It was good to pick up this book in light of the recent 737 MAX incidents. Through the lens of the tragic loss of Air France 4590, readers are treated to an inside look at the world of aviation accident investigations.
Starting on that fateful summer day in 2000, and tracing the development and post-crash investigation, journalist Samme Chittum, on assignment for The Smithsonian, lays out the history of the Concorde and its darkest day. First person interviews fill the book as readers are treated to the story told by the people who lived it.
In aviation, Concorde is up on a pedestal. Although now relegated to the history books and consigned to a life articles in various museums, Concorde represents among the greatest technological accomplishments in human history.
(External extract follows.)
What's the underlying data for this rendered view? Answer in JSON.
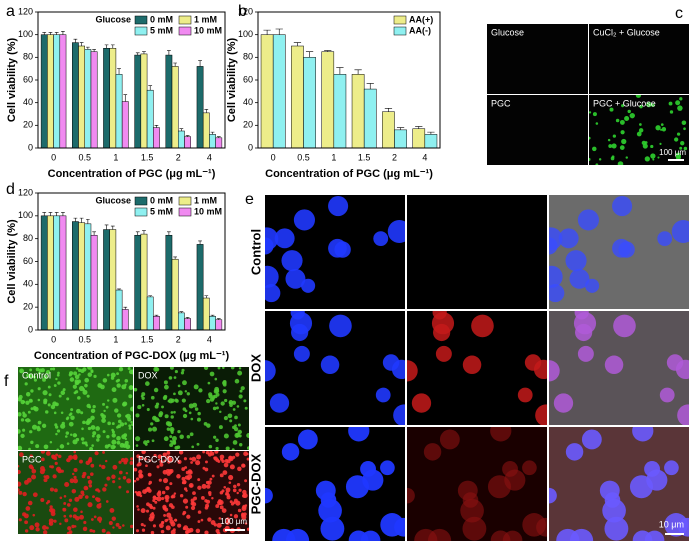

As Chittum takes his readers through the accident investigation, across many nations and continents, he reveals the complexity of aviation accidents and the detailed investigations that are carried out. The smallest of leads are run down and evaluated. Almost all aviation accidents result not from a single cause, but rather from a chain of events. They can include human factors, mechanical factors, and environmental factors, to name a few.
As a pilot, I found this book interesting. However, in order to justify the publication, many chapters were dedicated to the development of Concorde and detailed descriptions of the accident. I found many parts to be quite dry. It padded out the story and gave me the whole picture, but parts of that picture could’ve been easily omitted.
I wouldn’t generally recommend this book because it provides too many granular technical details without explanation. A background in aviation is most helpful in engaging with this particular book. That said, if you’re curious about how the aviation community thinks about safety, and how complexity plays into aviation accidents, you might find this a decent read.